Tabi Euro/Dolar paritesinde gerileme gibi sorunlar sektörün büyümesini etkileyecektir diye düşünüyorum.
Yani ihracat rakamlarımızda bir gerileme olmasa bile pariteden dolayı dolar karşılığı düşük olacaktır. Çünkü sektörümüz dolar ile alıp Euro ile satış yapmaktadır.
Kredi kartına gelen taksit kısıtlaması da öncelikle tüketicileri sonra da bizleri mağdur etmiştir. 
Bir diğer sorunumuz da; Lojistik ve nakliye giderlerinde sıkıntı yaşıyoruz. Bunlar da bizi rekabette sıkıntıya düşürüyor.
Biz sıkıntıya düşerken başka ülkelerin yıldızı parlamaya başladı. Sektör Avrupa’da Almanya ve İtalya’yı gerilerde bırakırken karşımıza Polonya çıktı. Birçok üretici üretimlerini Polonya’ya kaydırmaya başladı.
Neden Polonya? Aslında işçilik maliyetleri aynı ancak lojistikte bizden bir adım öne çıktılar.
Her yerde söyleniyor, en öncelikli hedef üretim- Türkiye üretim odaklı bir büyüme sağlamalı- Peki bunu nasıl gerçekleştireceğiz?

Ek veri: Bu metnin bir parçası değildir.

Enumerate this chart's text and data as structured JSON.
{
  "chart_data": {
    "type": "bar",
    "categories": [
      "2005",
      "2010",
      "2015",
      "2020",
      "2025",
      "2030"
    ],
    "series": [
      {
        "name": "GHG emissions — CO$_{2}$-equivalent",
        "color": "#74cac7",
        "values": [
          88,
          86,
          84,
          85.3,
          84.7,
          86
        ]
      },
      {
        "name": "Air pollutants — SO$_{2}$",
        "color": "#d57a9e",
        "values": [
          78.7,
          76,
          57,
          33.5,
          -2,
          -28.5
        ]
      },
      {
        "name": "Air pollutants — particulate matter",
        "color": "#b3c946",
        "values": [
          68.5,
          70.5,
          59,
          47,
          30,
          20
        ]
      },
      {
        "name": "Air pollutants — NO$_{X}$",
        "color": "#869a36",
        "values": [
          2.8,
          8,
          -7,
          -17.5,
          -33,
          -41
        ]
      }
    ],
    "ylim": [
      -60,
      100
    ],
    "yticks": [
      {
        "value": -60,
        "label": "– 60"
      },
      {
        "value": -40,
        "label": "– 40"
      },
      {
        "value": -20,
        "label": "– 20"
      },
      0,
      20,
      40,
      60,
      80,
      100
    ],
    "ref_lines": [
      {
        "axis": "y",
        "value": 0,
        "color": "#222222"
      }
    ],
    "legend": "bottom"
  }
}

1980’lerde bizimle aynı gelişmişlik düzeyinde olan Malezya, Singapur, Güney Kore gibi ülkeler nasıl gelişti? Bu ülkelerin gelişme süreçlerini incelerseniz kalkınmalarını Ar-Ge’ye verdikleri önem ve devletin sanayiciye verdiği büyük destekler ile sağlandığını görürsünüz. Aslında Kalkınma Planı’nda beyaz eşya sektörü stratejik sektör olarak belirlendi. Ancak bu sadece planda kalmamalı, sektörün açıkça önemi vurgulanmalı.”